5.3. Применение АСЗИ для обработки защищаемой информации разрешается только после ее аттестации на соответствие требованиям безопасности информации.
5.4. Эксплуатация АСЗИ должна осуществляться в полном соответствии с утвержденной организационно-распорядительной и эксплуатационной документацией на АСЗИ, оценка которым должна быть дана при испытаниях АСЗИ на соответствие требованиям НД по защите информации.
5.5.Должностные лица, обслуживающий персонал и пользователи (операторы) АСЗИ несут ответственность за несоблюдение ими установленного порядка работы по ЗИ и применения мер и средств защиты информации.
5.6. При выявлении нарушений требований ЗИ на АСЗИ установленным НД эксплуатация АСЗИ должна быть прекращена.
5.7. Прекращение эксплуатации АСЗИ возможно также по следующим основаниям:
- согласно принятому собственником (владельцем) АСЗИ решению и оформленному в установленном порядке;
- согласно принятому решению органа надзора (контроля) из-за несоответствия требованиям НД по защите информации или по другим причинам, приводящим к утечке ЗИ или другим угрозам защищаемой информации;
- по решению суда.
5.8. Организационно-методическое руководство работами по созданию, изготовлению, обеспечению и эксплуатации средств криптографической ЗИ, сертификации этих средств, а также контроль за состоянием и развитием этого направления работ осуществляют ведомства, уполномоченные Правительством Российской Федерации на проведение соответствующих работ.
5.9. Порядок обеспечения эксплуатации АСЗИ с использованием шифровальной техники для защиты сведений, отнесенных к государственной тайне, регламентируется в [9].
5.10. Ответственность за надлежащее исполнение правил эксплуатации средств криптографической ЗИ (в том числе во время приемочных испытаний) возлагается на руководство организаций, эксплуатирующих данные средства.
5.11. Контроль за выполнением требований инструкций по эксплуатации средств криптографической ЗИ возлагается на специальные подразделения по ЗИ на предприятии (организации) [9].

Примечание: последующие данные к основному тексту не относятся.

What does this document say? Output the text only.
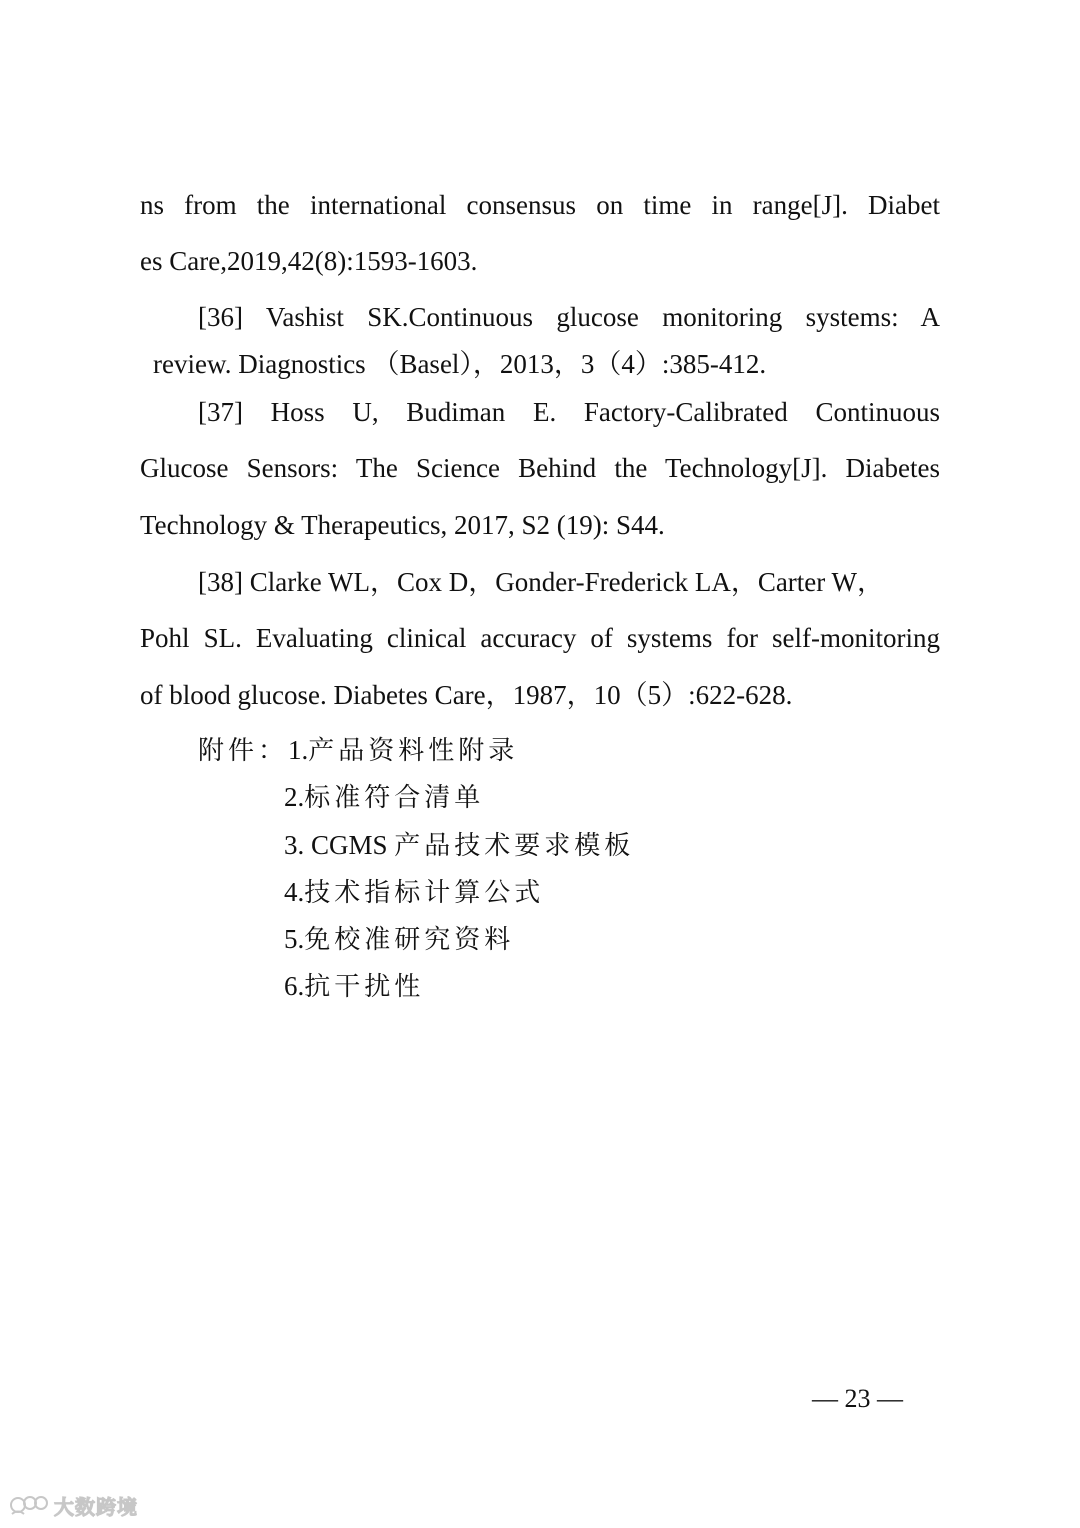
ns from the international consensus on time in range[J]. Diabet
es Care,2019,42(8):1593‑1603.
[36] Vashist SK.Continuous glucose monitoring systems: A
review. Diagnostics （Basel），2013，3（4）:385-412.
[37] Hoss U, Budiman E. Factory-Calibrated Continuous
Glucose Sensors: The Science Behind the Technology[J]. Diabetes
Technology & Therapeutics, 2017, S2 (19): S44.
[38] Clarke WL，Cox D，Gonder-Frederick LA，Carter W，
Pohl SL. Evaluating clinical accuracy of systems for self-monitoring
of blood glucose. Diabetes Care，1987，10（5）:622-628.
附件：1.产品资料性附录
2.标准符合清单
3. CGMS 产品技术要求模板
4.技术指标计算公式
5.免校准研究资料
6.抗干扰性
— 23 —
大数跨境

5.12. Тематические исследования по криптографической ЗИ в составе комплексов технических средств АСЗИ проводятся организациями, имеющими лицензию на этот вид работ в соответствии с [9].
5.13. Специальные исследования ТС и средств АСЗИ проводятся организациями (учреждениями), имеющими лицензии Гостехкомиссии России на соответствующий вид деятельности.
5.14. Сертификация средств, комплексов и систем ЗИ осуществляется в соответствии с требованиями [4], [5].
5.15. Аттестацию на соответствие требованиям защиты информации АСЗИ осуществляют в соответствии с требованиями [10].
5.16. Испытания СВТ АСЗИ на соответствие требованиям по защите обрабатываемой информации от утечки за счет побочных электромагнитных излучений и наводок осуществляют по ГОСТ Р 50752.
5.17. Испытания СВТ и АСЗИ на соответствие требованиям ГОСТ Р 50739, [11] по защите от НСД к информации осуществляют по [12].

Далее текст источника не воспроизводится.